In collaborazione con la Consulta Universitaria di Studi Latini
CLASSE A

n. 11

        rivista annuale
        anno 11 · numero 11
        anno 2025

 

Per Mario

Scritto da Giusto Picone. Pubblicato in: In ricordo

Venerdì 13 febbraio, stroncato nel giro di pochi mesi da un male crudele, ci ha lasciato il nostro editore Mario Palumbo, intellettuale di grande cultura e sensibilità, raffinato, curioso, sempre aperto all’innovazione, gentiluomo dal tratto signorile ma, se necessario, fermissimo nella difesa dei valori di solidarietà, uguaglianza, autonomia di pensiero e libertà di espressione in cui si riconosceva, capace come pochi di prese di posizione coraggiose e, all’occorrenza, controcorrente.

Con la Casa Editrice, guidata con il fratello Giorgio in una sintonia che era quasi simbiosi, Mario ha inteso in primo luogo preservare e valorizzare, in una realtà in tumultuoso cambiamento, il ruolo della cultura, e segnatamente della cultura classica, nella scuola, nell’università, nella società e a questo compito si è dedicato con vera passione civile.

Il tratto distintivo della sua personalità, messo in evidenza anche nella cerimonia funebre, è stato la cura nella relazione con la sua meravigliosa famiglia, con i suoi autori, con i suoi collaboratori e profusa in ognuno dei mille progetti portati a compimento: dunque amore non come semplice sentimento ma attenzione e profondo rispetto per l’altro e per il proprio lavoro, attuati quasi con ritegno, segno di un garbo e di una nobiltà d’animo grandi.
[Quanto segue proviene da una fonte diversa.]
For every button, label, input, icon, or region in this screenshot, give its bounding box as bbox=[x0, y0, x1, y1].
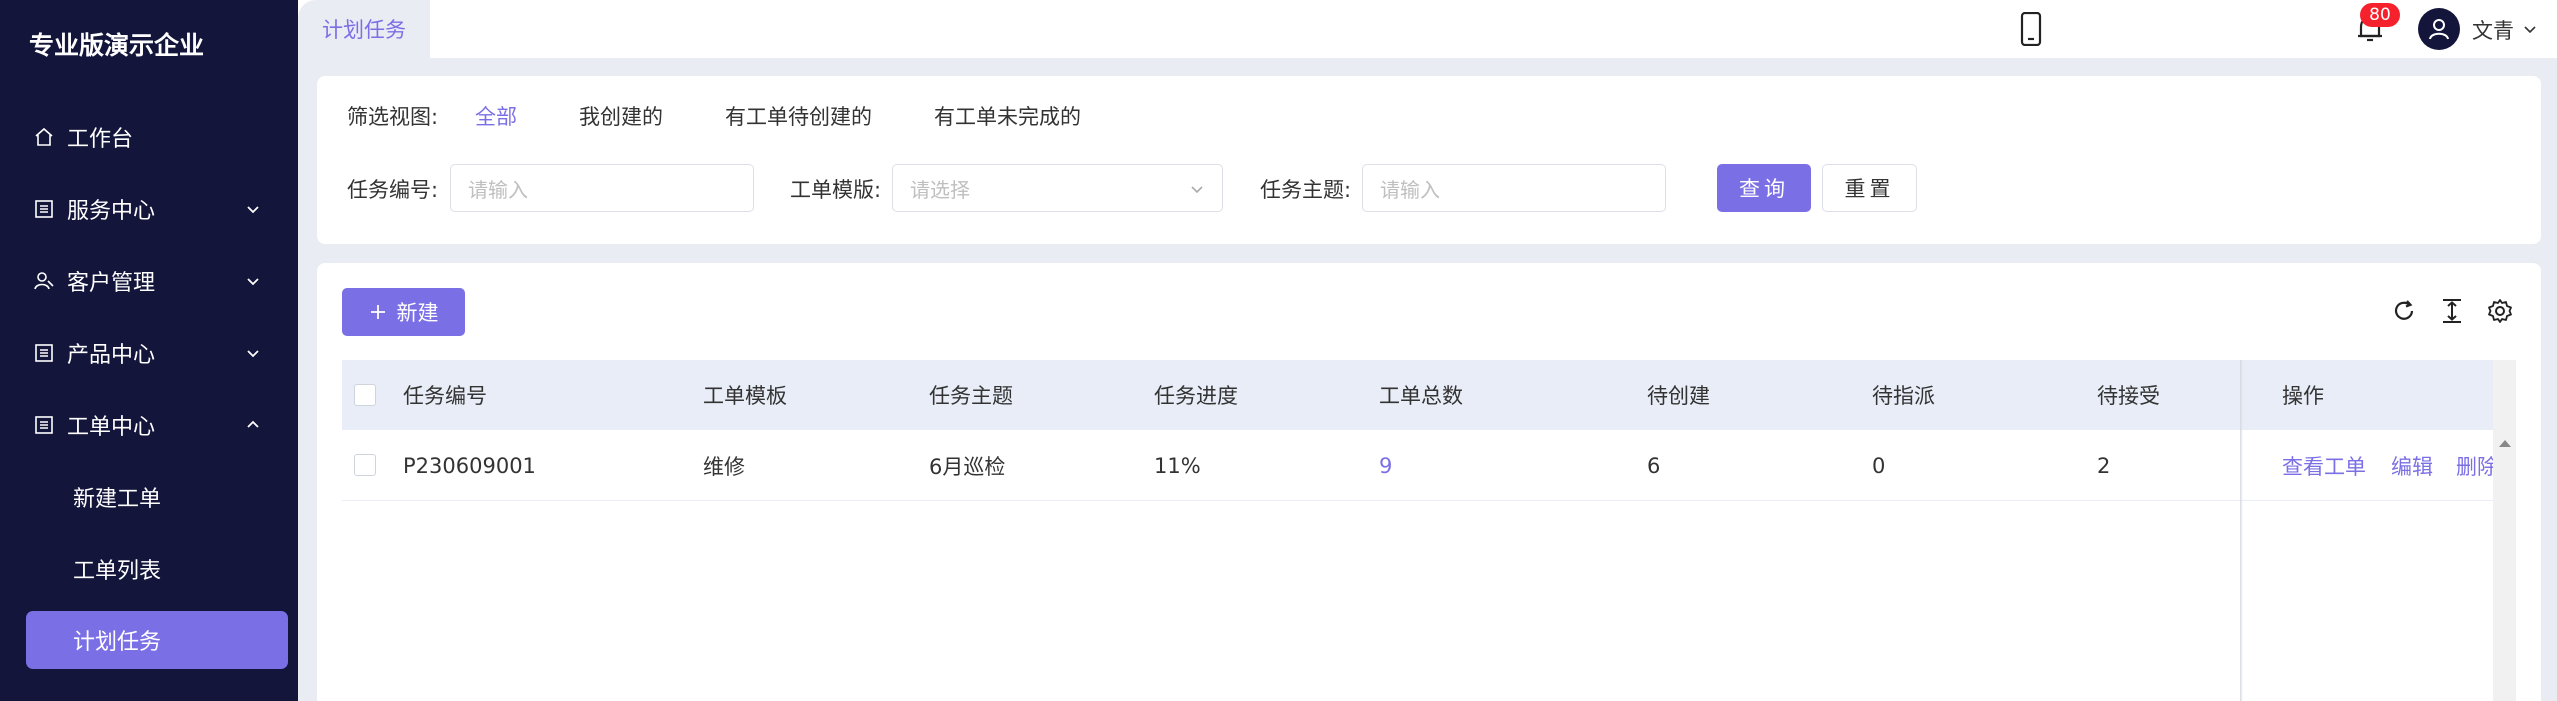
plus-icon bbox=[370, 305, 385, 319]
table-row: P230609001 维修 6月巡检 11% 9 6 0 2 查看工单 编辑 删… bbox=[342, 430, 2516, 501]
chevron-down-icon bbox=[1191, 186, 1203, 194]
subject-label: 任务主题: bbox=[1260, 178, 1352, 202]
view-option-all[interactable]: 全部 bbox=[475, 101, 517, 131]
refresh-icon[interactable] bbox=[2390, 297, 2418, 325]
column-header-pending-create: 待创建 bbox=[1647, 384, 1710, 408]
new-task-button-label: 新建 bbox=[396, 301, 439, 325]
table-panel: 新建 任务编号 工单模板 任务主题 任务进度 工单总数 待创建 待指派 待接受 … bbox=[317, 263, 2541, 701]
column-header-progress: 任务进度 bbox=[1154, 384, 1238, 408]
menu-item-label: 产品中心 bbox=[67, 343, 156, 368]
view-tickets-link[interactable]: 查看工单 bbox=[2282, 430, 2366, 501]
avatar[interactable] bbox=[2418, 8, 2460, 50]
reset-button[interactable]: 重置 bbox=[1822, 164, 1917, 212]
chevron-down-icon bbox=[247, 278, 259, 286]
cell-task-no: P230609001 bbox=[403, 453, 536, 478]
list-icon bbox=[33, 198, 55, 220]
sidebar: 专业版演示企业 工作台 服务中心 客户管理 产品中心 工单中心 新建工单 工单列… bbox=[0, 0, 298, 701]
chevron-down-icon bbox=[247, 350, 259, 358]
cell-template: 维修 bbox=[703, 454, 745, 479]
menu-item-ticket-center[interactable]: 工单中心 bbox=[0, 397, 298, 453]
submenu-item-new-ticket[interactable]: 新建工单 bbox=[0, 469, 298, 525]
menu-item-label: 客户管理 bbox=[67, 271, 156, 296]
submenu-item-label: 计划任务 bbox=[73, 630, 162, 655]
notification-badge: 80 bbox=[2360, 3, 2400, 27]
template-select[interactable]: 请选择 bbox=[892, 164, 1223, 212]
column-header-subject: 任务主题 bbox=[929, 384, 1013, 408]
view-label: 筛选视图: bbox=[347, 105, 439, 129]
submenu-item-label: 新建工单 bbox=[73, 487, 162, 512]
menu-item-service-center[interactable]: 服务中心 bbox=[0, 181, 298, 237]
menu-item-workbench[interactable]: 工作台 bbox=[0, 109, 298, 165]
query-button[interactable]: 查询 bbox=[1717, 164, 1811, 212]
menu-item-customer-management[interactable]: 客户管理 bbox=[0, 253, 298, 309]
menu-item-label: 服务中心 bbox=[67, 199, 156, 224]
cell-pending-accept: 2 bbox=[2097, 453, 2111, 478]
new-task-button[interactable]: 新建 bbox=[342, 288, 465, 336]
list-icon bbox=[33, 414, 55, 436]
table-header: 任务编号 工单模板 任务主题 任务进度 工单总数 待创建 待指派 待接受 操作 bbox=[342, 360, 2516, 430]
brand-name: 专业版演示企业 bbox=[29, 31, 205, 60]
mobile-icon[interactable] bbox=[2020, 12, 2042, 46]
cell-pending-create: 6 bbox=[1647, 453, 1661, 478]
view-option-created-by-me[interactable]: 我创建的 bbox=[579, 101, 663, 131]
home-icon bbox=[33, 126, 55, 148]
username[interactable]: 文青 bbox=[2472, 15, 2514, 45]
edit-link[interactable]: 编辑 bbox=[2391, 430, 2433, 501]
chevron-down-icon[interactable] bbox=[2522, 21, 2538, 37]
users-icon bbox=[33, 270, 55, 292]
submenu-item-scheduled-tasks[interactable]: 计划任务 bbox=[26, 611, 288, 669]
delete-link[interactable]: 删除 bbox=[2456, 430, 2498, 501]
scroll-up-arrow-icon[interactable] bbox=[2499, 440, 2511, 447]
top-bar: 计划任务 bbox=[298, 0, 2557, 58]
actions-column-divider bbox=[2240, 360, 2243, 701]
row-checkbox[interactable] bbox=[354, 454, 376, 476]
task-no-input[interactable]: 请输入 bbox=[450, 164, 754, 212]
vertical-scrollbar[interactable] bbox=[2493, 360, 2516, 701]
column-height-icon[interactable] bbox=[2438, 297, 2466, 325]
column-header-pending-accept: 待接受 bbox=[2097, 384, 2160, 408]
menu-item-product-center[interactable]: 产品中心 bbox=[0, 325, 298, 381]
select-all-checkbox[interactable] bbox=[354, 384, 376, 406]
filter-panel: 筛选视图: 全部 我创建的 有工单待创建的 有工单未完成的 任务编号: 请输入 … bbox=[317, 76, 2541, 244]
menu-item-label: 工单中心 bbox=[67, 415, 156, 440]
column-header-task-no: 任务编号 bbox=[403, 384, 487, 408]
chevron-down-icon bbox=[247, 206, 259, 214]
submenu-item-label: 工单列表 bbox=[73, 559, 162, 584]
view-option-unfinished[interactable]: 有工单未完成的 bbox=[934, 101, 1081, 131]
cell-pending-assign: 0 bbox=[1872, 453, 1886, 478]
column-header-total: 工单总数 bbox=[1379, 384, 1463, 408]
chevron-up-icon bbox=[247, 420, 259, 428]
user-icon bbox=[2429, 19, 2449, 40]
template-label: 工单模版: bbox=[790, 178, 882, 202]
cell-subject: 6月巡检 bbox=[929, 454, 1006, 479]
submenu-item-ticket-list[interactable]: 工单列表 bbox=[0, 541, 298, 597]
task-no-label: 任务编号: bbox=[347, 178, 439, 202]
menu-item-label: 工作台 bbox=[67, 127, 134, 152]
template-select-placeholder: 请选择 bbox=[910, 177, 970, 202]
cell-progress: 11% bbox=[1154, 453, 1201, 478]
settings-icon[interactable] bbox=[2486, 297, 2514, 325]
column-header-actions: 操作 bbox=[2282, 384, 2324, 408]
subject-input[interactable]: 请输入 bbox=[1362, 164, 1666, 212]
column-header-pending-assign: 待指派 bbox=[1872, 384, 1935, 408]
list-icon bbox=[33, 342, 55, 364]
tab-scheduled-tasks[interactable]: 计划任务 bbox=[298, 0, 430, 58]
cell-total-link[interactable]: 9 bbox=[1379, 430, 1392, 501]
view-option-pending-create[interactable]: 有工单待创建的 bbox=[725, 101, 872, 131]
column-header-template: 工单模板 bbox=[703, 384, 787, 408]
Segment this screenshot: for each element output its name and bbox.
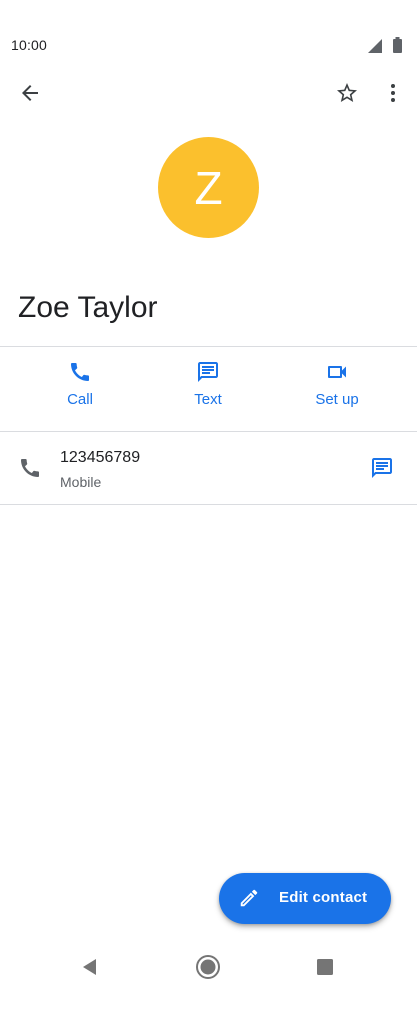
back-button[interactable] <box>10 73 50 113</box>
nav-back-icon <box>83 959 96 975</box>
phone-number-row[interactable]: 123456789 Mobile <box>0 433 417 504</box>
call-action-label: Call <box>67 391 93 408</box>
battery-icon <box>393 37 402 53</box>
message-icon <box>372 458 392 478</box>
call-action-button[interactable]: Call <box>20 360 140 422</box>
text-action-button[interactable]: Text <box>148 360 268 422</box>
edit-contact-button[interactable]: Edit contact <box>219 873 391 924</box>
nav-recents-icon <box>317 959 333 975</box>
divider <box>0 431 417 432</box>
phone-number: 123456789 <box>60 449 141 466</box>
phone-icon <box>71 363 89 381</box>
nav-recents-button[interactable] <box>303 945 347 989</box>
system-navigation-bar <box>0 940 417 996</box>
favorite-button[interactable] <box>327 73 367 113</box>
signal-icon <box>368 39 382 53</box>
video-setup-action-button[interactable]: Set up <box>277 360 397 422</box>
divider <box>0 346 417 347</box>
divider <box>0 504 417 505</box>
more-vert-icon <box>391 84 395 102</box>
videocam-icon <box>328 366 346 378</box>
phone-icon <box>21 459 39 477</box>
pencil-icon <box>240 889 258 907</box>
nav-home-button[interactable] <box>186 945 230 989</box>
more-options-button[interactable] <box>373 73 413 113</box>
message-icon <box>198 362 218 382</box>
arrow-back-icon <box>22 85 38 101</box>
text-action-label: Text <box>194 391 222 408</box>
nav-back-button[interactable] <box>68 945 112 989</box>
contact-avatar: Z <box>158 137 259 238</box>
avatar-letter: Z <box>194 161 223 214</box>
video-setup-action-label: Set up <box>315 391 359 408</box>
phone-type-label: Mobile <box>60 474 102 490</box>
nav-home-icon <box>196 955 220 979</box>
send-message-button[interactable] <box>362 448 402 488</box>
star-outline-icon <box>337 83 357 102</box>
status-time: 10:00 <box>11 37 48 53</box>
contact-name: Zoe Taylor <box>18 291 158 324</box>
edit-contact-label: Edit contact <box>279 889 368 906</box>
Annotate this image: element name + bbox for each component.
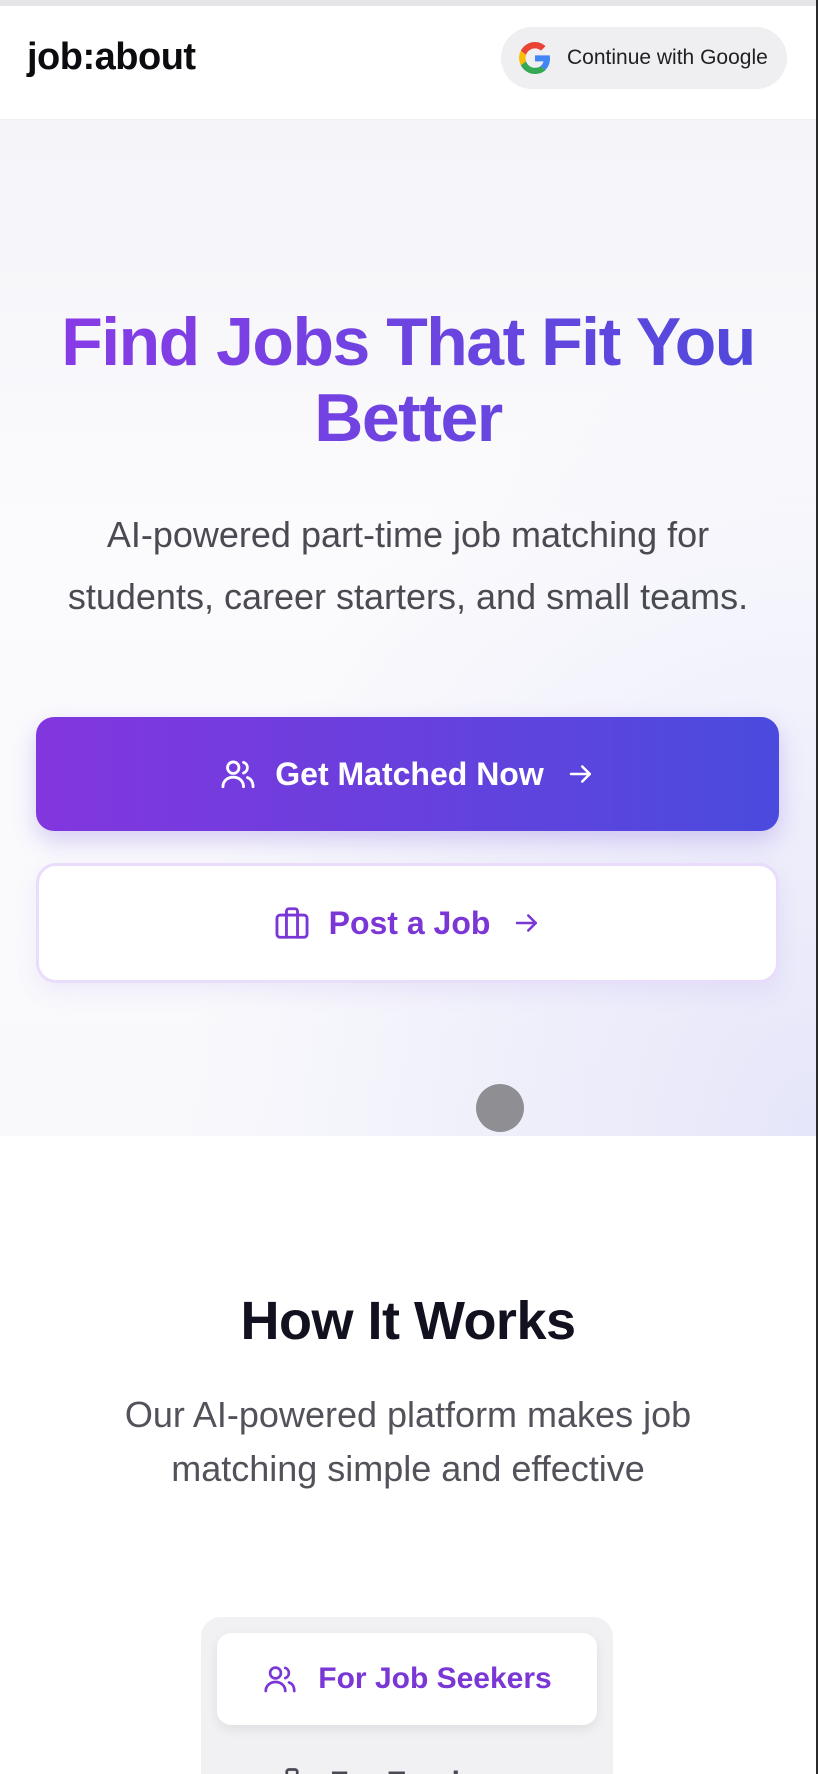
tab-job-seekers-label: For Job Seekers: [318, 1662, 552, 1695]
how-it-works-subtitle: Our AI-powered platform makes job matchi…: [124, 1394, 692, 1489]
briefcase-icon: [275, 907, 309, 939]
post-a-job-label: Post a Job: [328, 904, 491, 941]
hero-title: Find Jobs That Fit You Better: [30, 304, 786, 456]
how-it-works-title: How It Works: [240, 1291, 576, 1351]
tab-employers-label: For Employers: [330, 1766, 540, 1774]
touch-indicator: [476, 1084, 524, 1132]
hero-subtitle: AI-powered part-time job matching for st…: [67, 514, 749, 617]
tab-employers[interactable]: For Employers: [217, 1737, 597, 1774]
briefcase-icon: [285, 1768, 299, 1774]
users-icon: [264, 1666, 296, 1693]
arrow-right-icon: [516, 914, 538, 932]
app-frame: job:about Continue with Google Find Jobs…: [0, 0, 818, 1774]
users-icon: [221, 760, 255, 789]
site-logo[interactable]: job:about: [27, 36, 196, 79]
arrow-right-icon: [569, 765, 591, 783]
google-g-icon: [519, 42, 550, 74]
get-matched-now-button[interactable]: Get Matched Now: [36, 717, 779, 831]
audience-tabs: For Job Seekers For Employers: [201, 1617, 613, 1774]
tab-job-seekers[interactable]: For Job Seekers: [217, 1633, 597, 1725]
continue-with-google-button[interactable]: Continue with Google: [501, 27, 787, 89]
post-a-job-button[interactable]: Post a Job: [36, 863, 779, 983]
site-header: job:about Continue with Google: [0, 6, 816, 120]
google-button-label: Continue with Google: [567, 46, 768, 69]
get-matched-now-label: Get Matched Now: [275, 755, 544, 792]
hero-section: Find Jobs That Fit You Better AI-powered…: [0, 120, 816, 1136]
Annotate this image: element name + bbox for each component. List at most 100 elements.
Mario ha avuto il dono di “uno sguardo che vede”, sia che fosse rivolto ai suoi interlocutori, sia quand’era proiettato al futuro, ossia alla individuazione delle modalità più adeguate perché la ricerca divenisse, attraverso i libri, le riviste, i supporti multimediali, i convegni, i seminari, formazione civile per nuove generazioni di studenti, seme prezioso per lo sviluppo del pensiero critico. Perciò non è retorica dire che, con la semplicità e l’affabile ironia che gli erano proprie, ci ha impartito una lezione che possiamo soltanto definire politica, attivando con quanti hanno avuto la fortuna di collaborare con lui un circuito virtuoso di reciprocità, volto alla crescita e alla diffusione della conoscenza, viste come premesse necessarie alla edificazione di una società più equa e inclusiva.

Le redazioni di Dionysus ex machina e di ClassicoContemporaneo ritengono che il modo migliore per onorare Mario sia assumere l’impegno a procedere nel solco da lui tracciato, in costante dialogo con Giorgio e con Chiara e Simonetta, le figlie tanto amate che hanno deciso di proseguire l’attività del padre mantenendone l’opera viva e presente.

 

Sommario del n. 11

CLASSICOCONTEMPORANEO È SOTTOPOSTO ALLA PROCEDURA DI PEER REVIEW SECONDO GLI STANDARD INTERNAZIONALI

Di seguito è disponibile l'indice completo del numero diviso per le sezioni tematiche della rivista.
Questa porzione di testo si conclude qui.